In short, I’m immediately excluded, and there is no court of appeals. There’s no mutual bridge-building. Because of a word or an expressed point of view I’m entirely rejected, now and forevermore. Most of the time I consider the source and shrug off this kind of interaction. In certain circumstances, however, it’s destructive and hurtful in a more personal way. We can’t always choose the people in our lives. I can’t build connections alone.
Situations like this invariably catch me off guard. When someone expresses a view or belief I disagree with, I simply step around it. I change the subject, probing for connection points. I don’t concentrate on our differences or potential disagreements. I don’t expect others to fall in line with my beliefs. I don’t shame or shun others because they have a different point of view. I don’t think of myself as being on higher moral ground, and when others come at me with moral indignation, it makes me smile inwardly. Good grief! Get over yourself already.
I’m willing to include you. Will you include me? I ‘ll give you tolerance and respect. Will you give them to me? I’ll give you the benefit of the doubt. Will you give it to me?
I’d rather be curious than outraged. I’d rather have confidence in myself and my experience than maintain a hair trigger on my sense of offence. Most people don’t mean to be offensive. If they do, it’s best to ignore it. Life is too short to spend my days in a constant state of outrage and offense. It doesn’t change anything and nobody cares. Cultivating a sense of humor is more fun.

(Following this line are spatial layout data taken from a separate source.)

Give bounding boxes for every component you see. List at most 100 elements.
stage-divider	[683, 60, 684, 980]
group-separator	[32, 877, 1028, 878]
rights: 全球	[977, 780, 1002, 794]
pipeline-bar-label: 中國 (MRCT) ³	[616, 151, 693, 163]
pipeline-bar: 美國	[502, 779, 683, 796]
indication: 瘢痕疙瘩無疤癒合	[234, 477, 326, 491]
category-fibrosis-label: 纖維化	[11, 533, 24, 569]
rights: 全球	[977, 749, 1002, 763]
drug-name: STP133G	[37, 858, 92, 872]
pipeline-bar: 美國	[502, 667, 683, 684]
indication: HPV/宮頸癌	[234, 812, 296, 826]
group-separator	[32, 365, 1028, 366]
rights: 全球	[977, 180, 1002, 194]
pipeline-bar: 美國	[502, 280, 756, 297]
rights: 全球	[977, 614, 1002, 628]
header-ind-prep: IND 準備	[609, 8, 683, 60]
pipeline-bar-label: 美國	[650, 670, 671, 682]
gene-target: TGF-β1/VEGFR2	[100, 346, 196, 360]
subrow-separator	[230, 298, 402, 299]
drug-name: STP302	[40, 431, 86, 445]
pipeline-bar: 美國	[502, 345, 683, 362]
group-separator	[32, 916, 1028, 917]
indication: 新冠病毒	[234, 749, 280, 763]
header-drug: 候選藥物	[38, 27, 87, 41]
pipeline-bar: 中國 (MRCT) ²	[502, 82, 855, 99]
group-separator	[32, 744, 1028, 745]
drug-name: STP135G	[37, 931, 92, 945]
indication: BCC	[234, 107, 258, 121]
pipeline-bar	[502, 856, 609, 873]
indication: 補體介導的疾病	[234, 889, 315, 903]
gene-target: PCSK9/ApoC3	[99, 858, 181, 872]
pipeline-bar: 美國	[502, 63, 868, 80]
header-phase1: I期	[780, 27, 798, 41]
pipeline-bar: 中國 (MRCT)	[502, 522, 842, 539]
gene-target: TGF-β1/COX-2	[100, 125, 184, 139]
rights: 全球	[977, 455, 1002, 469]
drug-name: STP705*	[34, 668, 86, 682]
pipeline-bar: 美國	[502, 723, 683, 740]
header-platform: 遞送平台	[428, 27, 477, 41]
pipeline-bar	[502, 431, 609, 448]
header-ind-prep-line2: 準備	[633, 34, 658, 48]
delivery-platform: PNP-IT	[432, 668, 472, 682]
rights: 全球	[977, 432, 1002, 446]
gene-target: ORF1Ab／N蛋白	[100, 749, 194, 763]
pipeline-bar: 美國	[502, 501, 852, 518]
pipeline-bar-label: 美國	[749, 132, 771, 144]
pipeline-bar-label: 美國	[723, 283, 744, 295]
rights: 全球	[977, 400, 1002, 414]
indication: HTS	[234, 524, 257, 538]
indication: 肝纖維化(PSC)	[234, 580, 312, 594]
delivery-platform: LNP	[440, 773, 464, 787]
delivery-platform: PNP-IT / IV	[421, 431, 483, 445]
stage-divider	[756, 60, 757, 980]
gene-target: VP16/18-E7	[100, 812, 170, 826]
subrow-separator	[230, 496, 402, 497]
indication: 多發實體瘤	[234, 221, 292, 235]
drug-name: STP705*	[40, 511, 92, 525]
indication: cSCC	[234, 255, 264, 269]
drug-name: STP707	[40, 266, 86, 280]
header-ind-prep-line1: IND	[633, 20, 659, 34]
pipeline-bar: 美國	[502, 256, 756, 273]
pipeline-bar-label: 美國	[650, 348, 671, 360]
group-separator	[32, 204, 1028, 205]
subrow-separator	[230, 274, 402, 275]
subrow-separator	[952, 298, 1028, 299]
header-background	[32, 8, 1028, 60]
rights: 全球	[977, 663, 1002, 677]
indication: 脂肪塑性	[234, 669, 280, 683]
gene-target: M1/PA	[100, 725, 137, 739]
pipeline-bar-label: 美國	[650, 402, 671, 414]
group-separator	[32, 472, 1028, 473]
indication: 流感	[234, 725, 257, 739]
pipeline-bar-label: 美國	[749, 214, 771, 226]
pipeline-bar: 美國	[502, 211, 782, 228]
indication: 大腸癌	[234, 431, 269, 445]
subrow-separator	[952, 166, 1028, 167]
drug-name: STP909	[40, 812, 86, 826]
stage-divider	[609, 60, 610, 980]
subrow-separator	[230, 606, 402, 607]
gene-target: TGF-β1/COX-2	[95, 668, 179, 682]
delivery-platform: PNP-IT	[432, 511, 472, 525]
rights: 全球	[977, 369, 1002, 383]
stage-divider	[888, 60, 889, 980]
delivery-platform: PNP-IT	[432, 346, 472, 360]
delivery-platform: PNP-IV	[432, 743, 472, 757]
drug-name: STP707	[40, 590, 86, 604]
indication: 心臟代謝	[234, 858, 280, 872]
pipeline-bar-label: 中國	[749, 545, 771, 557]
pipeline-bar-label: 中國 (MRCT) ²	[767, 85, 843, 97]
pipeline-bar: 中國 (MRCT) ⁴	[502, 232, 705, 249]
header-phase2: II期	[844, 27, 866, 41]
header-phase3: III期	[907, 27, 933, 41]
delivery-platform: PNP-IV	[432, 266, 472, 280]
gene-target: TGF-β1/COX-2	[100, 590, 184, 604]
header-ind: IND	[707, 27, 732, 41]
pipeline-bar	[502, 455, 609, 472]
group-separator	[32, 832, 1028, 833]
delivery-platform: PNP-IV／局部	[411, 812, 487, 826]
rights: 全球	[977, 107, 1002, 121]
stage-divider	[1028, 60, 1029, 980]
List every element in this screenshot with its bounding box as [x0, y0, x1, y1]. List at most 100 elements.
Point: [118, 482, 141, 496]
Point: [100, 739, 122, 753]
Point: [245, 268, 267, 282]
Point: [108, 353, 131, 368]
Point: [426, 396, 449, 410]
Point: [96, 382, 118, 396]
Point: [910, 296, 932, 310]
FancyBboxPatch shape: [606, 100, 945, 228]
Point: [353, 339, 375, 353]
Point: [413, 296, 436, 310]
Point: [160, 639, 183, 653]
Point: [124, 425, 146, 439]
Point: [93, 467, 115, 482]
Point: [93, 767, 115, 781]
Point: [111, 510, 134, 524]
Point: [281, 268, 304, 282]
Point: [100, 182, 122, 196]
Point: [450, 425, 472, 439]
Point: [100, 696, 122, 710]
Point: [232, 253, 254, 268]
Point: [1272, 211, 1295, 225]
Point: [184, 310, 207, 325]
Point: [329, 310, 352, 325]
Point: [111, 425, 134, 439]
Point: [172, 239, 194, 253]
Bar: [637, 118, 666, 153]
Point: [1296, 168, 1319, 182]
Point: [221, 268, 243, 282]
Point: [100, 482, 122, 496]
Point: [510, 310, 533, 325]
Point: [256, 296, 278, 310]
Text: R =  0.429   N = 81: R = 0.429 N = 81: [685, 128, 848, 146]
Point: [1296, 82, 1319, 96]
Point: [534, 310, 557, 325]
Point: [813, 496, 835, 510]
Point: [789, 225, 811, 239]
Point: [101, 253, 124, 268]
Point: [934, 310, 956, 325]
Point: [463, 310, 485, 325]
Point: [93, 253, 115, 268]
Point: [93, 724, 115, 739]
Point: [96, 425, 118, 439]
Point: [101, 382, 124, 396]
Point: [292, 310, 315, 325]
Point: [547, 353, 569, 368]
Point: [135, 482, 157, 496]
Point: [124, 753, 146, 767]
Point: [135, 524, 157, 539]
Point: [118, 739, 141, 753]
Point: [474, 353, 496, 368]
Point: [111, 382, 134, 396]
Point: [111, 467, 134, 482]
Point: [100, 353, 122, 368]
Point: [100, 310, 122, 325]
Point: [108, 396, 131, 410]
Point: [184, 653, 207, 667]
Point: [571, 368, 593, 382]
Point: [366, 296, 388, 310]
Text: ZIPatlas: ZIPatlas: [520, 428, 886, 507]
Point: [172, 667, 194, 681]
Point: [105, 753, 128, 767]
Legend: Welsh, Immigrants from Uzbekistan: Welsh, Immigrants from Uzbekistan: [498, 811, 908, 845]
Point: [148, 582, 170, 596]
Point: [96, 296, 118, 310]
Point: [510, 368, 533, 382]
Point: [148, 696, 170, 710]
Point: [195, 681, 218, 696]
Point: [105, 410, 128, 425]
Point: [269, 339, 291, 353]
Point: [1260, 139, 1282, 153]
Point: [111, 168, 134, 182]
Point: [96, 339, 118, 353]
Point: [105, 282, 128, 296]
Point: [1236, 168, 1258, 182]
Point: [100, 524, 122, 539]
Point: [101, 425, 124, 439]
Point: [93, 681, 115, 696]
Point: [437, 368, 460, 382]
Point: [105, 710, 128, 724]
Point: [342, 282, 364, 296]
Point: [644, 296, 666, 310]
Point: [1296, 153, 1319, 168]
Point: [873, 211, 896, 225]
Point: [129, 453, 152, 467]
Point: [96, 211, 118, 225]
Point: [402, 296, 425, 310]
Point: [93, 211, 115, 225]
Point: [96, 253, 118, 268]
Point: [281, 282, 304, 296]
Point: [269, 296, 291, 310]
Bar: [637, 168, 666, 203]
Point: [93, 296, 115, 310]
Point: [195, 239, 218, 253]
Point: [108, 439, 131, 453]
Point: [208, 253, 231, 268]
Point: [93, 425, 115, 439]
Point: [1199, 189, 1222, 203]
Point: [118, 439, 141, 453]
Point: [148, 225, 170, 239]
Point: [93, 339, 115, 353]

We’re not entitled to have our triggers, sensitivities, and ideology accommodated.
If we’re all especially vulnerable, broken, or traumatized, none of us are. If we’re all oppressed victims, none of us are. If we’re all vile haters and bigots, none of us are.
What we all are is … human beings. As human beings, not a single soul is excluded. Isn’t it enough to simply be the best human beings we can be and allow those around us to do the same?
- When you think of a person in your life, do you think of a list of labels or do you think of a human being? Once someone is labeled, do you ever feel you’ve mislabeled, misunderstood, or misjudged them? If so, do you admit it and eradicate the label?
- Can you describe someone you know without using a single label? Try it!
- In the first five minutes of contact with a stranger, are you seeking to build connection or mentally applying labels to them? Which labels do you check for first?
- Do you turn away from anyone who disagrees with or questions your particular ideology or belief system? Do you view such people as hateful? Is it possible to disagree with you or question you and still be a good person?